How much rest does our body need between workouts?



  1. 0 Votes

    Yes, you definitely do because rest is essential for muscle growth.  On average, it takes a week for a muscle to recover from a weight training workout.  Therefore, you should switch up the areas you work on to avoid overworking the muscle.  Also, sleep is very important.  After you workout, make sure to get at least 8 hours that night.  And lastly, take small rests between sets so you don’t get lactic acid build up.

  2. 0 Votes

    Trainers and nutritionists suggest 48-96 hours in-between heavy workouts. This allows your body time to rest and recuperate from the stress you’ve put it under. They say this is especially important to beginners, muscle soreness often takes 24 hours to set in and can be sore for another two days after that a lot of times. It is also good to alternate muscle groups that you work out so you can work out more often but still allow your muscles to rest. 

  3. 0 Votes

    Also, certain muscle groups are inherently stronger than others (your legs will for instance always be stronger than your arms). It is important not to overwork any part of your body no matter how much rest you get. You could get injured, or simply overwork your muscle to the point where it is no longer beneficial anymore.

  4. 0 Votes

    Well Gael, it depends.

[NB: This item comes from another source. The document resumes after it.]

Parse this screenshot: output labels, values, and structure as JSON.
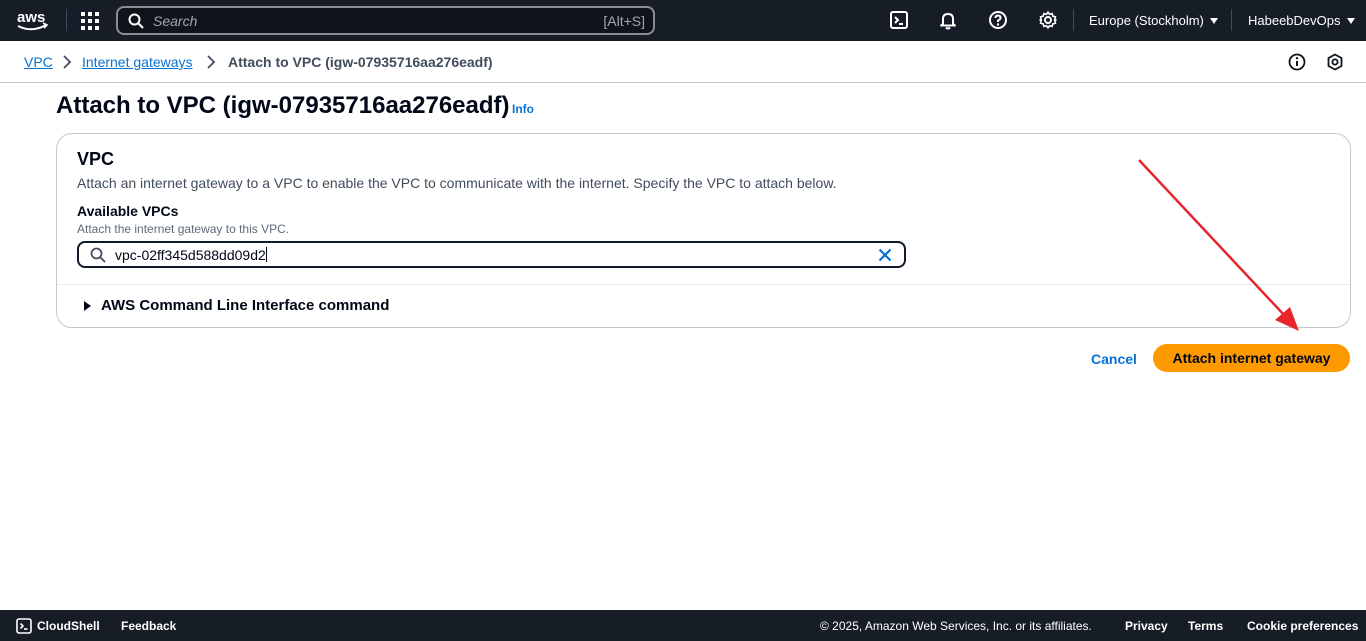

For an aerobic workout, such as swimming, biking or running, you can go out every day and shred some pavement, with perhaps a day or two of rest on the weekends. For a anaerobic workout, specifically weightlifting, each muscle group worked should be given a week to ensure full recovery. Hope I helped and have a green day!

  5. 0 Votes

    Depends on how tough the workout was and how sore you feel.  If you stretch properly and don’t push yourself too hard, you should be able to work out every day.  However, you should never work out if you feel sick or sore.  This might aggravate your conditions and make you feel worse.  It might also help to do different kinds of exercise every day to cross-train.